Why the Court Rejected the Petition
The court observed that recognizing communities as caste synonyms without legal amendment would effectively change the Scheduled Castes list indirectly. The judges held that:
- Administrative authorities cannot alter the SC list.
- State governments cannot expand the list through executive orders.
- Courts cannot interpret unlisted castes as automatically included within a listed caste.
Therefore, the demand to treat Nishad, Kashyap, Kewat, Mallah, and Bind communities as Majhwar was not legally sustainable.
Scheduled Castes List Case: Earlier Judicial View
This position is consistent with earlier court rulings. In previous cases, courts have repeatedly stated that:
- The Scheduled Castes list is a constitutional list.
- Neither state governments nor courts can modify it.
- Parliament alone has the power to make additions or deletions.
The Allahabad High Court itself had earlier struck down attempts to classify certain OBC communities as Scheduled Castes through state government notifications, citing Article 341.
What is the Importance of Scheduled Castes List Case Ruling
This ruling is significant because it reinforces the constitutional process for granting Scheduled Caste status.
Key Implications
- Prevents unauthorized expansion of reservation benefits.
- Ensures uniform application of Article 341.
- Protects Parliament’s exclusive legislative power.
- Provides clarity on disputes involving caste synonyms and sub-castes.
- May influence similar cases pending in other courts and states.
Expert Analysis and Insights
The Allahabad High Court’s decision strengthens a long-standing constitutional principle that the Scheduled Castes list cannot be modified through interpretation or administrative action.
From a legal perspective, the judgment reinforces the separation of powers by ensuring that only Parliament exercises authority over inclusion or exclusion of communities in the SC list.

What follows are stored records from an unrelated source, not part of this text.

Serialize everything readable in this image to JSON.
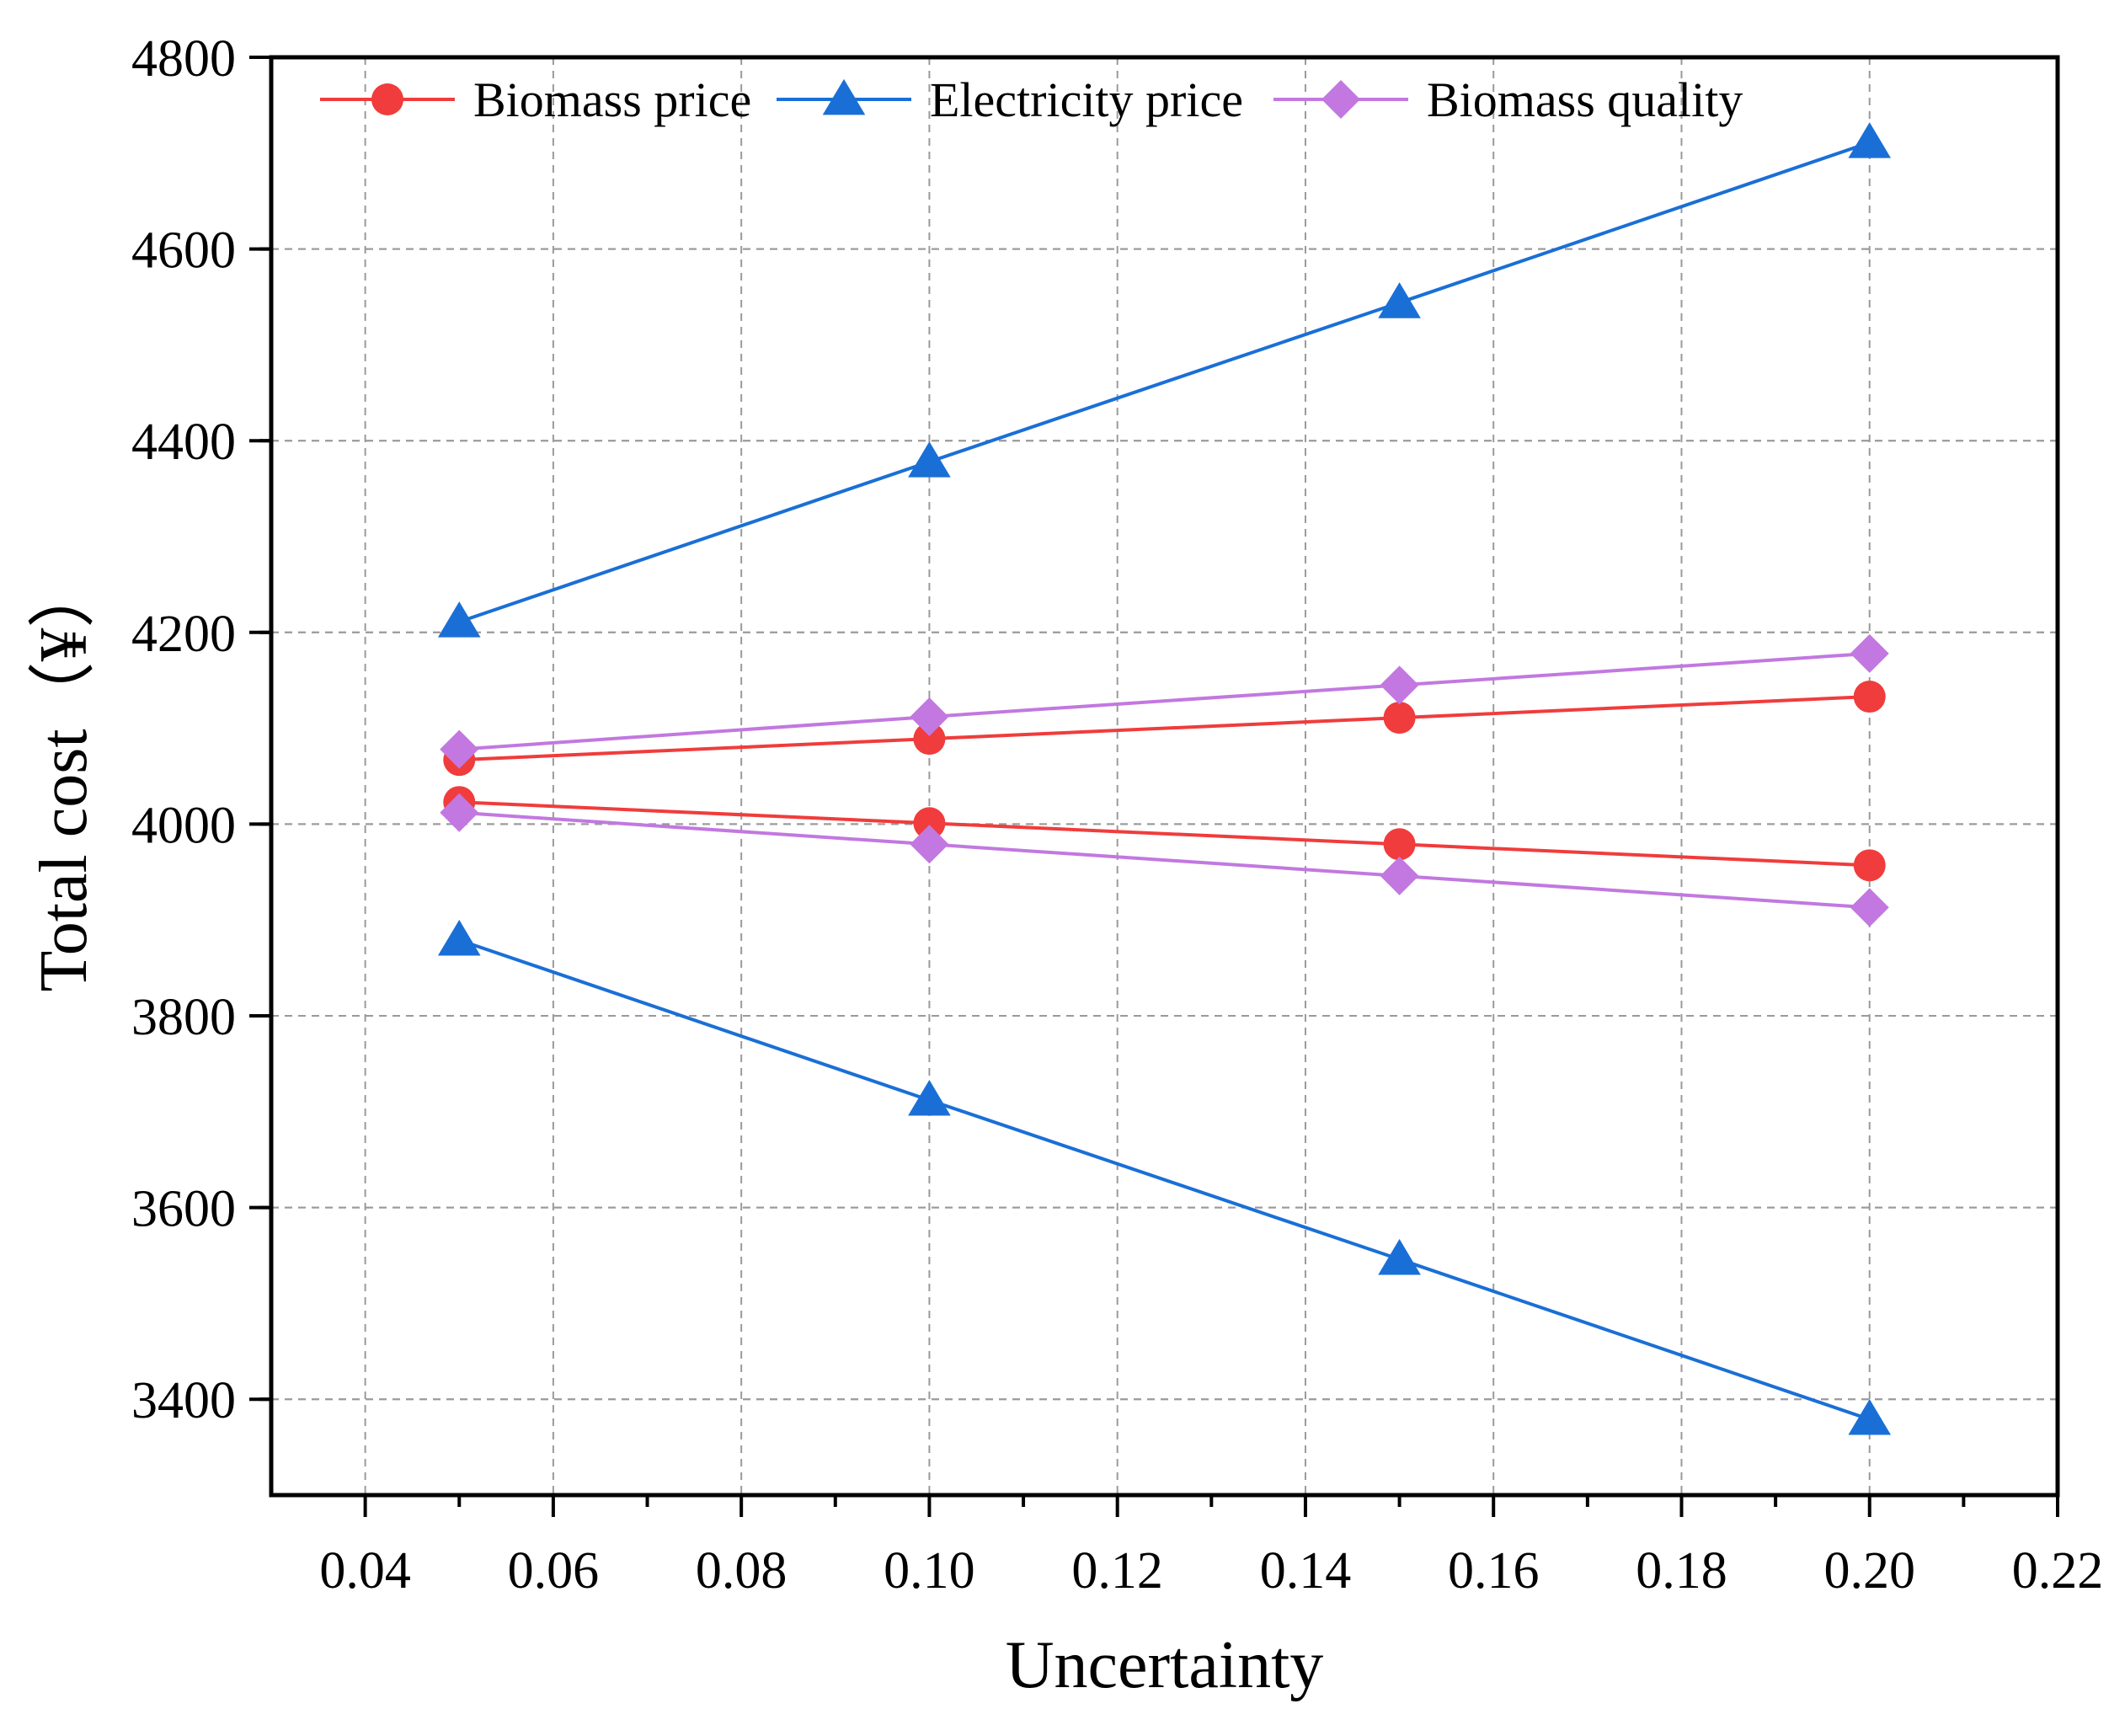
{
  "chart_data": {
    "type": "line",
    "xlabel": "Uncertainty",
    "ylabel": "Total cost（¥）",
    "xlim": [
      0.03,
      0.22
    ],
    "ylim": [
      3300,
      4800
    ],
    "x_ticks": [
      0.04,
      0.06,
      0.08,
      0.1,
      0.12,
      0.14,
      0.16,
      0.18,
      0.2,
      0.22
    ],
    "x_tick_labels": [
      "0.04",
      "0.06",
      "0.08",
      "0.10",
      "0.12",
      "0.14",
      "0.16",
      "0.18",
      "0.20",
      "0.22"
    ],
    "y_ticks": [
      3400,
      3600,
      3800,
      4000,
      4200,
      4400,
      4600,
      4800
    ],
    "y_tick_labels": [
      "3400",
      "3600",
      "3800",
      "4000",
      "4200",
      "4400",
      "4600",
      "4800"
    ],
    "grid": true,
    "legend_position": "top",
    "series": [
      {
        "name": "Biomass price",
        "color": "#f03c3c",
        "marker": "circle",
        "lines": [
          {
            "x": [
              0.05,
              0.1,
              0.15,
              0.2
            ],
            "y": [
              4067,
              4089,
              4111,
              4133
            ]
          },
          {
            "x": [
              0.05,
              0.1,
              0.15,
              0.2
            ],
            "y": [
              4023,
              4001,
              3979,
              3957
            ]
          }
        ]
      },
      {
        "name": "Electricity price",
        "color": "#1a6fd6",
        "marker": "triangle",
        "lines": [
          {
            "x": [
              0.05,
              0.1,
              0.15,
              0.2
            ],
            "y": [
              4211,
              4378,
              4544,
              4711
            ]
          },
          {
            "x": [
              0.05,
              0.1,
              0.15,
              0.2
            ],
            "y": [
              3879,
              3712,
              3546,
              3379
            ]
          }
        ]
      },
      {
        "name": "Biomass quality",
        "color": "#c278e0",
        "marker": "diamond",
        "lines": [
          {
            "x": [
              0.05,
              0.1,
              0.15,
              0.2
            ],
            "y": [
              4078,
              4112,
              4145,
              4178
            ]
          },
          {
            "x": [
              0.05,
              0.1,
              0.15,
              0.2
            ],
            "y": [
              4012,
              3979,
              3946,
              3913
            ]
          }
        ]
      }
    ]
  }
}
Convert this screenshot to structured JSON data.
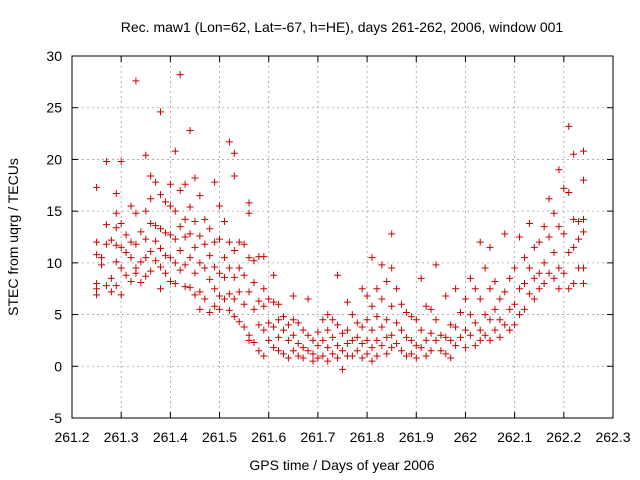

This prevents state-level variations and maintains uniformity across India.
The ruling is also likely to have wider implications for communities seeking reservation benefits based on historical, occupational, or social similarities with already listed castes. The judgment makes it clear that social similarity alone is not sufficient; constitutional recognition through parliamentary legislation remains essential.
For policymakers, the case highlights the continuing debate around caste classification and reservation eligibility. Any future inclusion of communities in the Scheduled Castes list will require a formal legislative process backed by constitutional provisions rather than judicial interpretation.